O atleta não tem só músculos, ossos, tendões, cartilagens etc. Ele também pensa e tem alma.

Por que há jogadores que somente brilham quando entram no segundo tempo? São os famosos talismãs. Caio e Dinei são alguns dos atuais exemplos.
Existe o contrário: jogadores que só atuam bem quando entram no início do jogo. Se entram depois, não conseguem incendiar o time. Só sabem fazer o que foi programado nos treinos. Há também os que não fazem diferença entrando antes ou depois. São os mais comuns. No máximo, cumprem as ordens do "professor".
Qual será a melhor explicação para os talismãs? A mais óbvia é que os jogadores adversários estão cansados no segundo tempo, e o talismã, enxuto. Se for veloz e driblador, fica ainda mais fácil. Isso, no entanto, não explica o pequeno número de jogadores capazes de mudar a história da partida .
Outra explicação, psicológica, tipo "Analista de Bagé" (personagem de Luís Fernando Veríssimo), é que o talismã se sente poderoso e machão. Ele não pode falhar.
Certamente existem outras suposições mais interessantes. Talvez a melhor seja a que o talismã não tem explicação. Ele existe.

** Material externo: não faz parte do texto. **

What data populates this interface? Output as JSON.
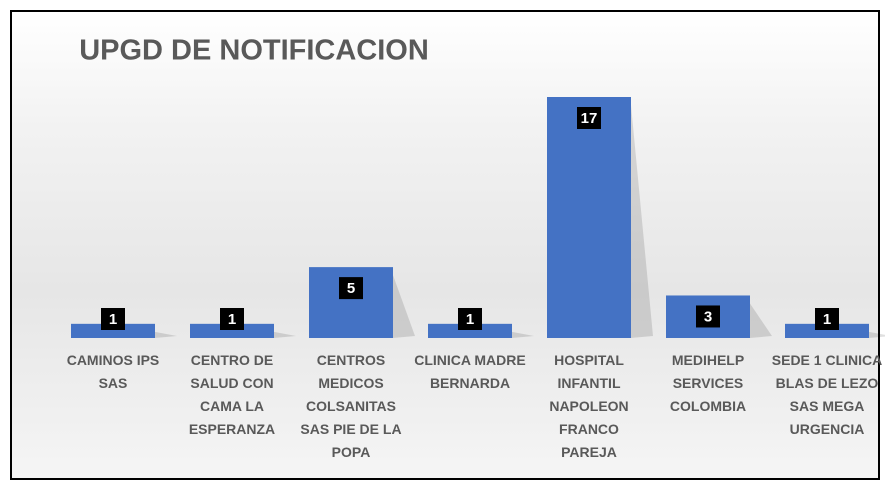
{
  "chart_data": {
    "type": "bar",
    "title": "UPGD DE NOTIFICACION",
    "categories": [
      "CAMINOS IPS SAS",
      "CENTRO DE SALUD CON CAMA LA ESPERANZA",
      "CENTROS MEDICOS COLSANITAS SAS PIE DE LA POPA",
      "CLINICA MADRE BERNARDA",
      "HOSPITAL INFANTIL NAPOLEON FRANCO PAREJA",
      "MEDIHELP SERVICES COLOMBIA",
      "SEDE 1 CLINICA BLAS DE LEZO SAS MEGA URGENCIA"
    ],
    "values": [
      1,
      1,
      5,
      1,
      17,
      3,
      1
    ],
    "color": "#4472c4"
  }
}
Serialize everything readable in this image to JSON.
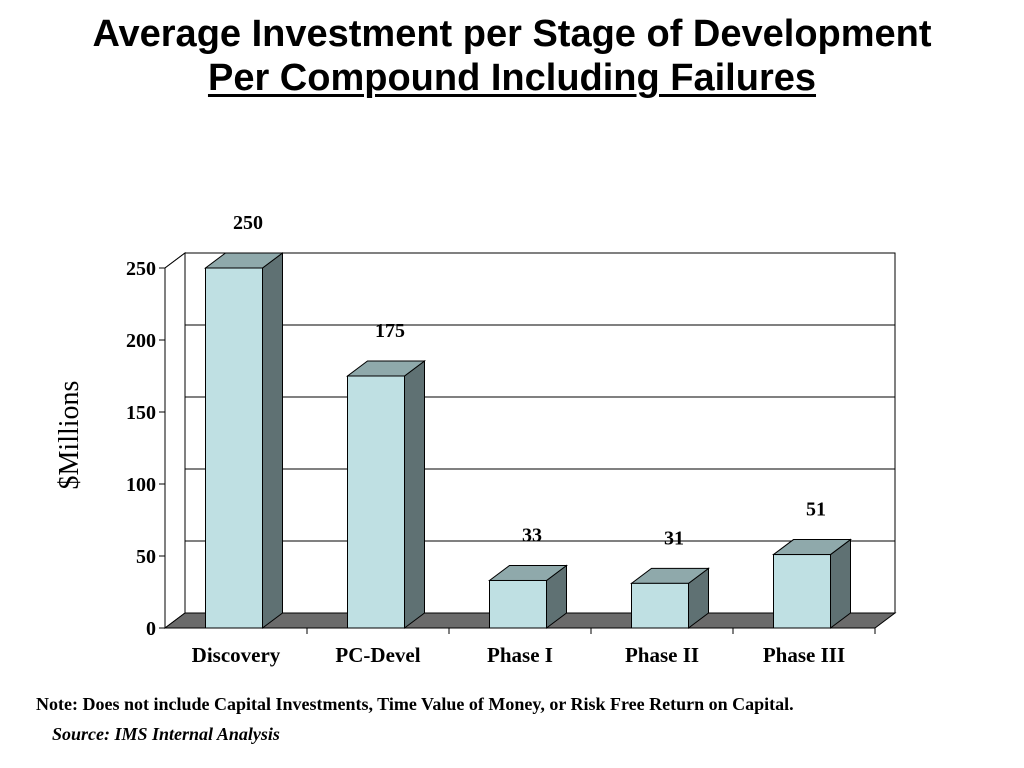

Existem jogadores que impressionam no início de suas carreiras, despertam grande curiosidade, são endeusados e depois frustram a todos. Parecem craques, mas não são. Pior, acham que são. São apenas bons jogadores.
Há inúmeros exemplos: Souza, Dodô, Iranildo, Felipe, Lincoln e Cairo (Atlético-MG), Jackson (Cruzeiro). Exigem deles mais do que podem fazer. A expectativa é muito maior que a realidade.
Frequentemente, dizem que o habilidoso Souza (do São Paulo) é um craque, apesar de ele fazer poucos gols, ser frágil fisicamente, não ter velocidade etc. É um craque que não é. Para justificar as apenas regulares atuações do Iranildo, falam sempre que ele está fora de ritmo. O ritmo dele é esse. Não existe outro.

Hoje, contra o Vasco, Joel Santana sabe que para marcar bem Romário e Edmundo (se jogar), os zagueiros não poderão jogar adiantados, deixando espaços nas suas costas. O contra-ataque será a melhor opção para o Botafogo penetrar e acabar com a festa vascaína. Nada disso será eficiente se a Corte de São Januário estiver inspirada. Ou será que o reino está cansado de tantas farras?